Culturing and Growth Conditions of Fungi and Arabidopsis

Twelve-day-old Arabidopsis (Arabidopsis thaliana) seedlings were transferred from Murashige and Skoog plates to plates with solid plant nutrition medium and a nylon membrane (mesh size, 70 µm) as described previously (Camehl et al., 2011). Seedlings were then grown for an additional 24 h under long-day conditions, with light applied from above (60–70 µmol m⁻² s⁻¹, 16 h of light/8 h of dark), at 22°C. These seedlings were then used for the different experiments: transfer to fresh plates with fungi or incubation of the roots with elicitors.

For elicitor application, the roots were soaked in a solution containing either CT or other chemicals (see below), and autoclaved water was used as a control. The plates with the seedlings were then transferred back to long-day conditions, before the roots were harvested after the treatments described in the text.

Transgenic Arabidopsis expressing cytosolic apoaequorin in the Col-0 background (pMAQ2) was a gift from Marc Knight (Knight et al., 1991; Polisensky and Braam, 1996), rbohd knockout seeds were a gift from Jonathan D.G. Jones, and tpc1 in the aequorin background was a gift from Edgar Peiter. Knockout lines for GRL2.4 (SALK_010571C), GRL2.5 (SALK_078407C), and GRL3.3 (SALK_099757C) were obtained from TAIR. After crossing with pMAQ2, homozygote knockout lines were generated using the primer pairs given by TAIR. Ethyl methanesulfonate mutants of pMAQ2 seeds, which were screened here, were generated in an earlier study (Johnson et al., 2014).

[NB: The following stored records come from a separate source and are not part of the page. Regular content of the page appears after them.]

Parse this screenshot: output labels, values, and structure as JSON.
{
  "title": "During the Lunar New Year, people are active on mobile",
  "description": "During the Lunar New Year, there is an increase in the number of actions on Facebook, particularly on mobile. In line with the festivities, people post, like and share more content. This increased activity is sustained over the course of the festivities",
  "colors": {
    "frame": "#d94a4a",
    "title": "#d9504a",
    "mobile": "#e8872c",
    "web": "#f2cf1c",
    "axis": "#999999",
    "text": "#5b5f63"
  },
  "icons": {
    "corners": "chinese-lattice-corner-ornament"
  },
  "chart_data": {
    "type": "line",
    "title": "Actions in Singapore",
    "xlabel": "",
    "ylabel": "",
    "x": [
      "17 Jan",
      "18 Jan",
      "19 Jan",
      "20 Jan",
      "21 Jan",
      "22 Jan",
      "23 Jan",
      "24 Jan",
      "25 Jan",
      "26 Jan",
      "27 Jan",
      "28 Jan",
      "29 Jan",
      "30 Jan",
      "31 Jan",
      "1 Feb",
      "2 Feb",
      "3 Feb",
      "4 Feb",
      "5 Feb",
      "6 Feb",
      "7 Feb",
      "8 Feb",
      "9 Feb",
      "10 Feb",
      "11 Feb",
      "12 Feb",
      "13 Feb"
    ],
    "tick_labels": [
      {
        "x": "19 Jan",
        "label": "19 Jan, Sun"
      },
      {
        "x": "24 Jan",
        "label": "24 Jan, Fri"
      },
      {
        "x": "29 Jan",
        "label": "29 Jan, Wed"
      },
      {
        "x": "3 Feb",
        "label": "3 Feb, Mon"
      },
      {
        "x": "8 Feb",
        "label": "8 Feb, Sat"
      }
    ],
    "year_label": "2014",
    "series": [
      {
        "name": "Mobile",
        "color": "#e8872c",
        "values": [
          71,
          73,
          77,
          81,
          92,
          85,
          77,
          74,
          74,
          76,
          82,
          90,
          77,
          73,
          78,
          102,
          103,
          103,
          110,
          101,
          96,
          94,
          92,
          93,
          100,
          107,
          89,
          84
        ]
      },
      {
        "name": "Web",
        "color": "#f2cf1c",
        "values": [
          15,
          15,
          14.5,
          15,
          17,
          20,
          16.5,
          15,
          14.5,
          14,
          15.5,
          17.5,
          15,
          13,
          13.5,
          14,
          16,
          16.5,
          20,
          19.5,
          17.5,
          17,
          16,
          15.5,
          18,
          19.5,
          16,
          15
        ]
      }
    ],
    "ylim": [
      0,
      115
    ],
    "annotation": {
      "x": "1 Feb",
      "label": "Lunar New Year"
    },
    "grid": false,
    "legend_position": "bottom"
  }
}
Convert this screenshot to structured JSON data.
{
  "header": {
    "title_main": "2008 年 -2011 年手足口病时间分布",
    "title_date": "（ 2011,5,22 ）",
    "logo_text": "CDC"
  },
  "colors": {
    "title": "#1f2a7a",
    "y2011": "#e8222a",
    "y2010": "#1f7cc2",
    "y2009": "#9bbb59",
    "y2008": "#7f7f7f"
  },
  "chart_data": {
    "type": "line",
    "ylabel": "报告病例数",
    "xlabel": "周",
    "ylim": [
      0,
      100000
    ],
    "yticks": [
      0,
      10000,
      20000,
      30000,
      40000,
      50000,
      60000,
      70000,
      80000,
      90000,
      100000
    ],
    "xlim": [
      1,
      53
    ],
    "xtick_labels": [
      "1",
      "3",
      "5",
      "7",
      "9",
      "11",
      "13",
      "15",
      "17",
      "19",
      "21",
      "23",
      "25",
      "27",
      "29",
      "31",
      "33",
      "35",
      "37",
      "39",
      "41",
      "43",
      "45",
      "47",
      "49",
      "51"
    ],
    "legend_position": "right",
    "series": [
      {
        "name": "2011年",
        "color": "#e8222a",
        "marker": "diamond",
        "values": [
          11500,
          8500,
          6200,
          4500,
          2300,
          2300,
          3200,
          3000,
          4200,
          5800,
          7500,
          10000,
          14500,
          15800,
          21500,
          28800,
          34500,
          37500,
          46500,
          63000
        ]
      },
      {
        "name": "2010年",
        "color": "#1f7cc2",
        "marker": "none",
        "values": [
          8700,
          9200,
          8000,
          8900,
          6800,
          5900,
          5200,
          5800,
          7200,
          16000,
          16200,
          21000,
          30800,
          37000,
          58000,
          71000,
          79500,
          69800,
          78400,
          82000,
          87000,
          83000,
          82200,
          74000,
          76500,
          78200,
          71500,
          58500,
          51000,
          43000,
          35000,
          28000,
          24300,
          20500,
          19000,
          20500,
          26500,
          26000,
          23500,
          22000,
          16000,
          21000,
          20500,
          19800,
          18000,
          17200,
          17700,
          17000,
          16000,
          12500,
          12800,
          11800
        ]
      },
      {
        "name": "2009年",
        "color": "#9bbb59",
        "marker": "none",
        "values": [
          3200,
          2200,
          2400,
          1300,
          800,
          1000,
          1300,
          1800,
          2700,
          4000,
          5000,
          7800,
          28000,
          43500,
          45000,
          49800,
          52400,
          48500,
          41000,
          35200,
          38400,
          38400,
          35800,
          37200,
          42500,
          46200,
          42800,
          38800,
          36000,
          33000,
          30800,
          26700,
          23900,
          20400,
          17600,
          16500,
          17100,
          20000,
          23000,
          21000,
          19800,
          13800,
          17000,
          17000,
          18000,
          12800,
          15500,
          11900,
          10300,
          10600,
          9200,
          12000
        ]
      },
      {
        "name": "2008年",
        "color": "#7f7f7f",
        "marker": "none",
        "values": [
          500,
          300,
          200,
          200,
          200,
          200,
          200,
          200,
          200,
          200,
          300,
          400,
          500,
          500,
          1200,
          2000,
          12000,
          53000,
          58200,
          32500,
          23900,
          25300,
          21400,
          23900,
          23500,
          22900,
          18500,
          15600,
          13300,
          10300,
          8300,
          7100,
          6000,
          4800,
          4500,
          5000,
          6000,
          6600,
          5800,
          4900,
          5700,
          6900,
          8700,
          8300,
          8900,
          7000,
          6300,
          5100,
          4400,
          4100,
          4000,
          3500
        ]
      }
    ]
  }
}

Piriformospora indica was cultured and maintained on Kaefer medium, pH 6.5, as described by Johnson et al. (2011b). The fungus also was grown on Kaefer medium broth for 18 d at 22°C to 24°C in complete darkness on a horizontal rotating shaker at 50 rpm for the preparation of the cell wall extracts (Vadassery and Oelmüller, 2009; Johnson et al., 2011b).

Alternaria brassicae (FSU-3951), Mortierella hyalina (FSU-509), and Verticillium dahliae (FSU-343) were obtained from the Jena Microbial Resource Centre, and Periconia macrospinosa was from Gabor Kovács. The fungi were grown on potato dextrose agar medium (pH 6.5–6.7) at 20°C ± 1°C in a temperature-controlled chamber under 12/12 h of light/dark and 75% relative humidity for 2 weeks. The fungi were inoculated to Arabidopsis seedlings and reisolated from the infected tissues every 6 months (Johnson et al., 2013). Agrobacterium tumefaciens was grown for 3 d in a medium containing 1% (w/v) yeast extract, 1% (w/v) tryptone peptone, and 0.5% (w/v) NaCl (pH 7) at 27°C, with shaking at about 200 rpm.